The Battle Hymn of History

It must have been part of filmmaker Ken Burns' plan. The accumulation of detail upon narrative detail. The eventual blurring of one battle into another, of one charge into the next retreat. It must all have been intended to wear the viewer down.

Speaking solely for the spuds on my sofa, I know that by the time Hour 10 of Burns' PBS The Civil War miniseries rolled around this autumn, I could have sworn that I personally had lived through the siege of Vicksburg. By the time the Yanks took Richmond, I was convinced that the series had lasted as long as the interminable war itself.

I don't think that my tube-tied attention span is that much worse than the American average. So I'd bet that, like me, much of the 1990 Civil War viewing public was just as war-weary as was the 1864 voting public. But, like the folks who re-elected Honest Abe that year, we all kept coming back for more. We kept coming back because Burns and Co. (with the help of General Motors' millions) performed miracles with still photography, sound effects, and the glorious character of America's many speaking voices.

This old, old story was never better told. But we also kept coming back because the Civil War is in fact, as the series hype insisted, the greatest American story.

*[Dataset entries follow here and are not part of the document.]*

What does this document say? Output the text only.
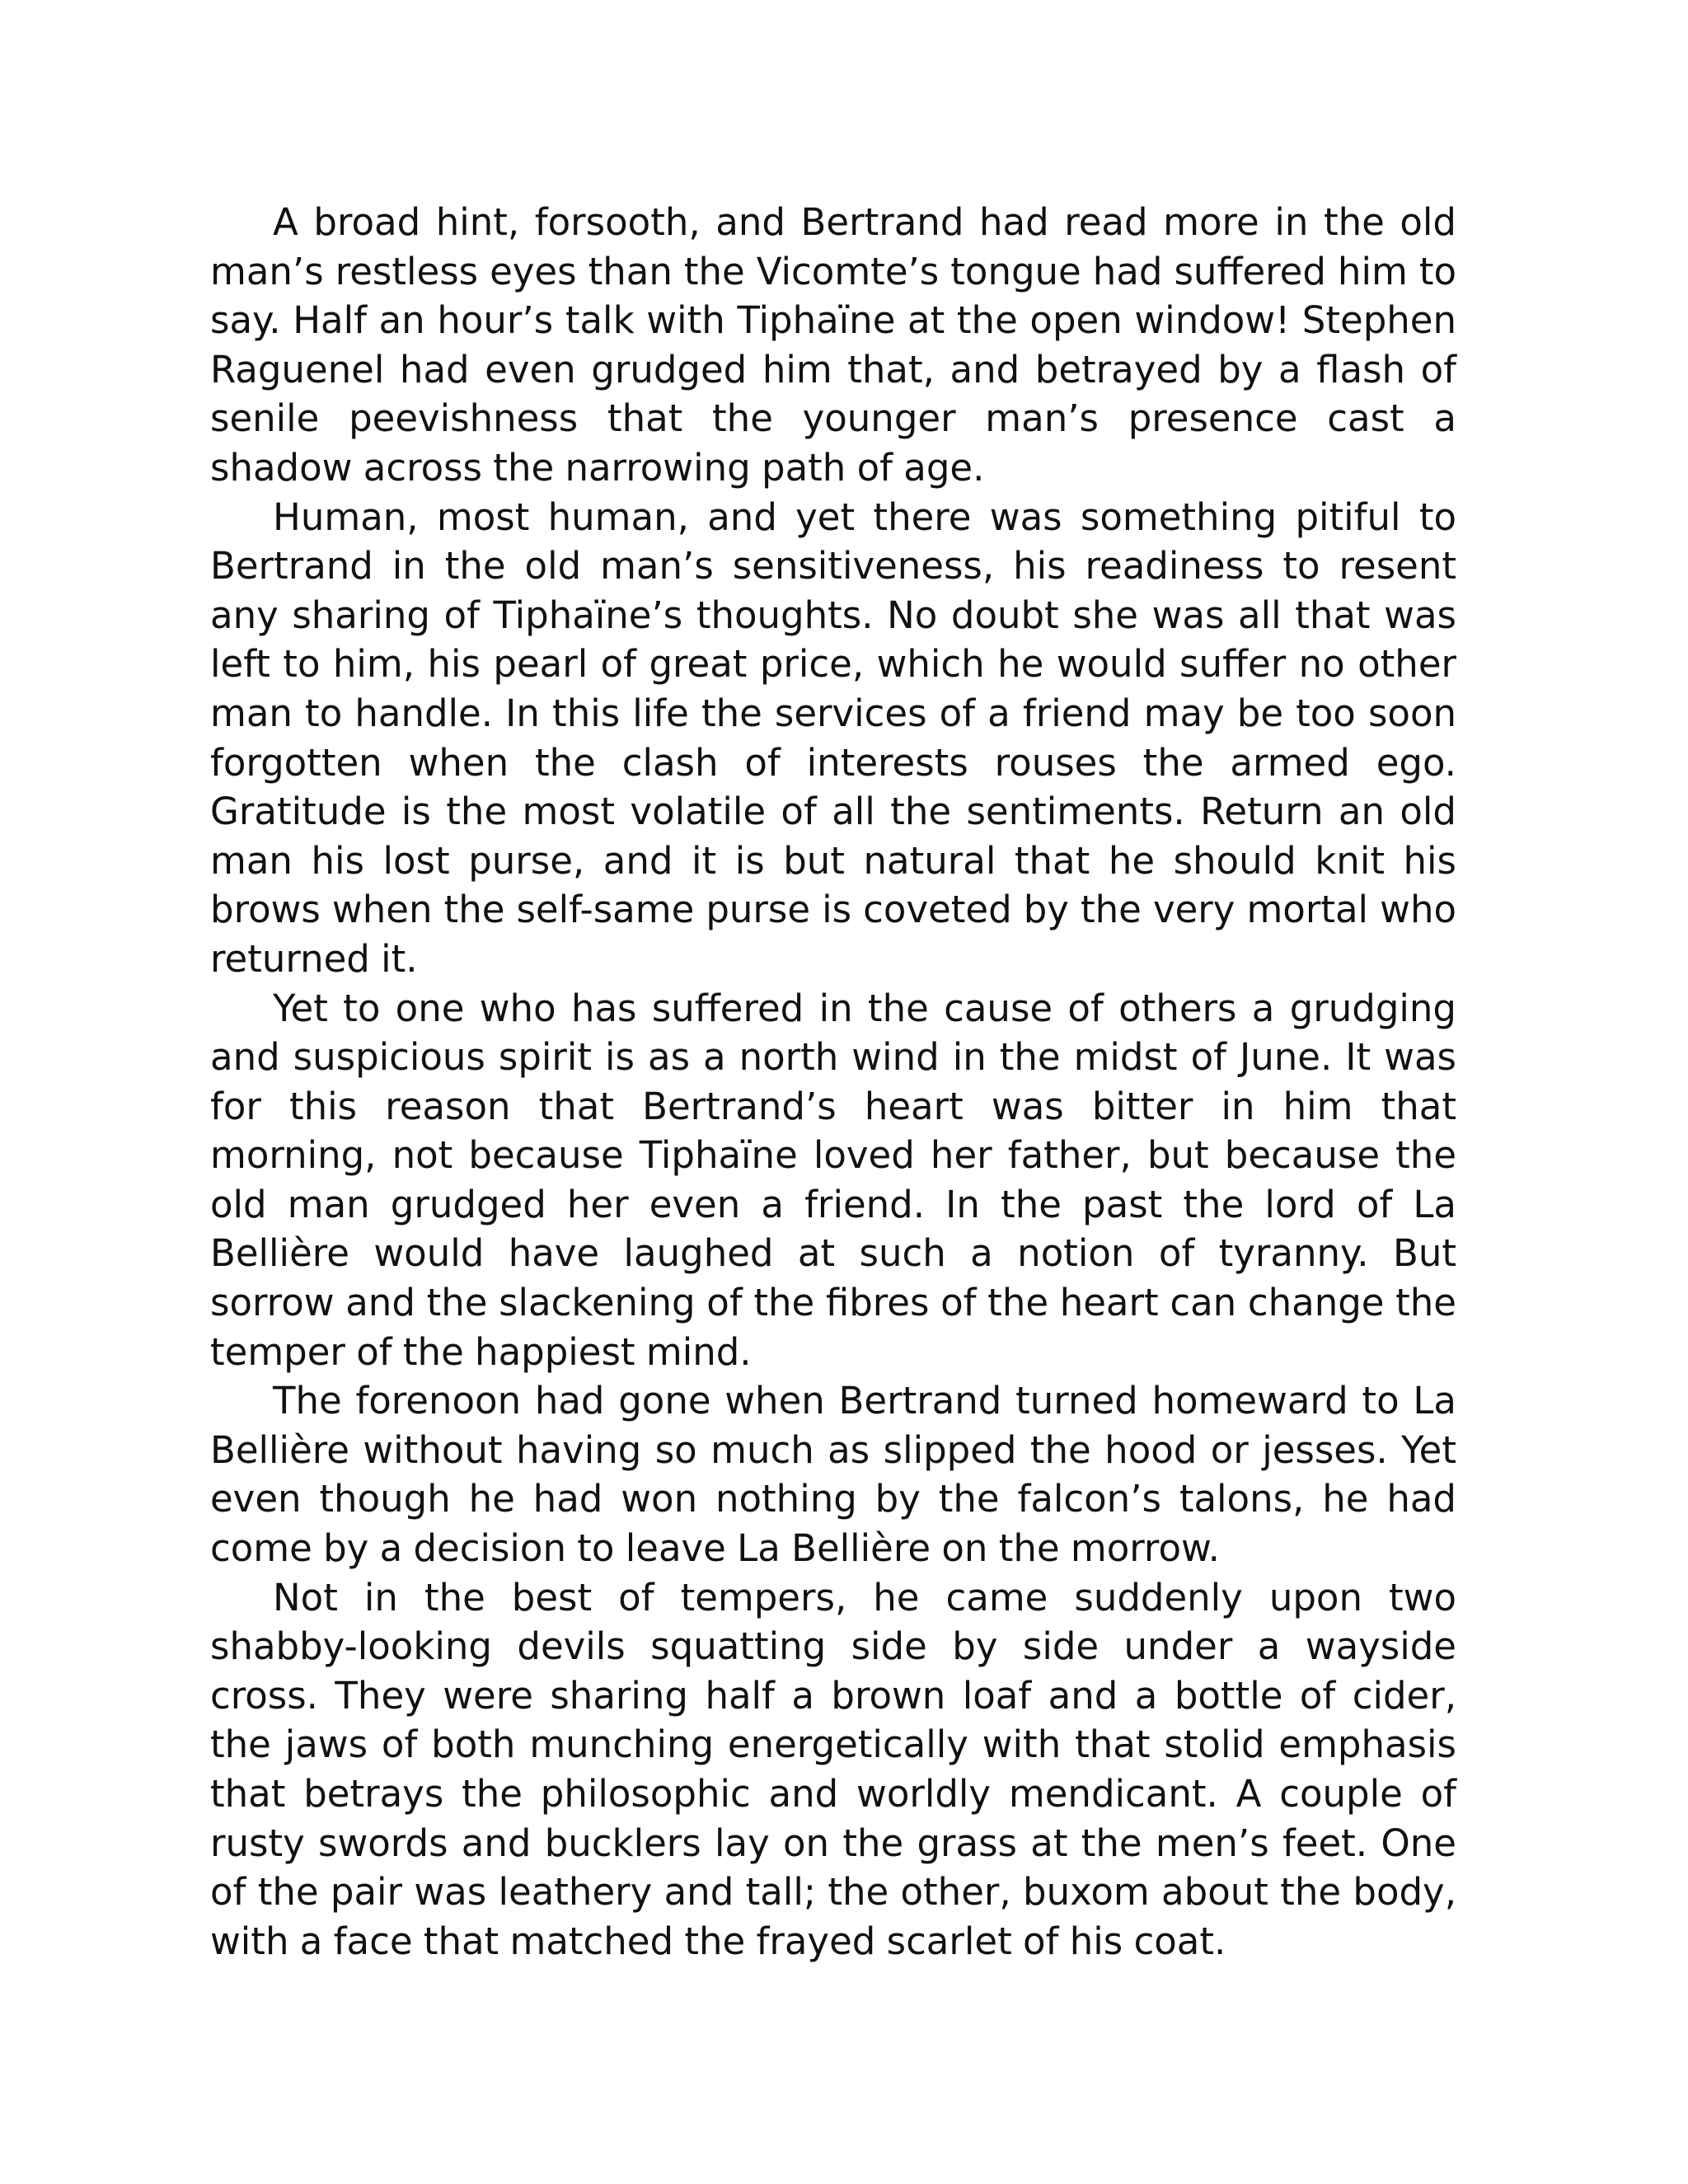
A broad hint, forsooth, and Bertrand had read more in the old man’s restless eyes than the Vicomte’s tongue had suffered him to say. Half an hour’s talk with Tiphaïne at the open window! Stephen Raguenel had even grudged him that, and betrayed by a flash of senile peevishness that the younger man’s presence cast a shadow across the narrowing path of age.

Human, most human, and yet there was something pitiful to Bertrand in the old man’s sensitiveness, his readiness to resent any sharing of Tiphaïne’s thoughts. No doubt she was all that was left to him, his pearl of great price, which he would suffer no other man to handle. In this life the services of a friend may be too soon forgotten when the clash of interests rouses the armed ego. Gratitude is the most volatile of all the sentiments. Return an old man his lost purse, and it is but natural that he should knit his brows when the self-same purse is coveted by the very mortal who returned it.

Yet to one who has suffered in the cause of others a grudging and suspicious spirit is as a north wind in the midst of June. It was for this reason that Bertrand’s heart was bitter in him that morning, not because Tiphaïne loved her father, but because the old man grudged her even a friend. In the past the lord of La Bellière would have laughed at such a notion of tyranny. But sorrow and the slackening of the fibres of the heart can change the temper of the happiest mind.

The forenoon had gone when Bertrand turned homeward to La Bellière without having so much as slipped the hood or jesses. Yet even though he had won nothing by the falcon’s talons, he had come by a decision to leave La Bellière on the morrow.

Not in the best of tempers, he came suddenly upon two shabby-looking devils squatting side by side under a wayside cross. They were sharing half a brown loaf and a bottle of cider, the jaws of both munching energetically with that stolid emphasis that betrays the philosophic and worldly mendicant. A couple of rusty swords and bucklers lay on the grass at the men’s feet. One of the pair was leathery and tall; the other, buxom about the body, with a face that matched the frayed scarlet of his coat.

It's also a story in which all but the most recently minted Americans can recognize themselves. For most of us -- black and white, Northern and Southern -- this is our story. Hispanics, too, are represented since the story really begins with the U.S. conquest of northern Mexico. One of us may identify with the New England abolitionist, another with the runaway slave turned soldier, and another with the woman left at home to pick up the pieces and weep at the folly.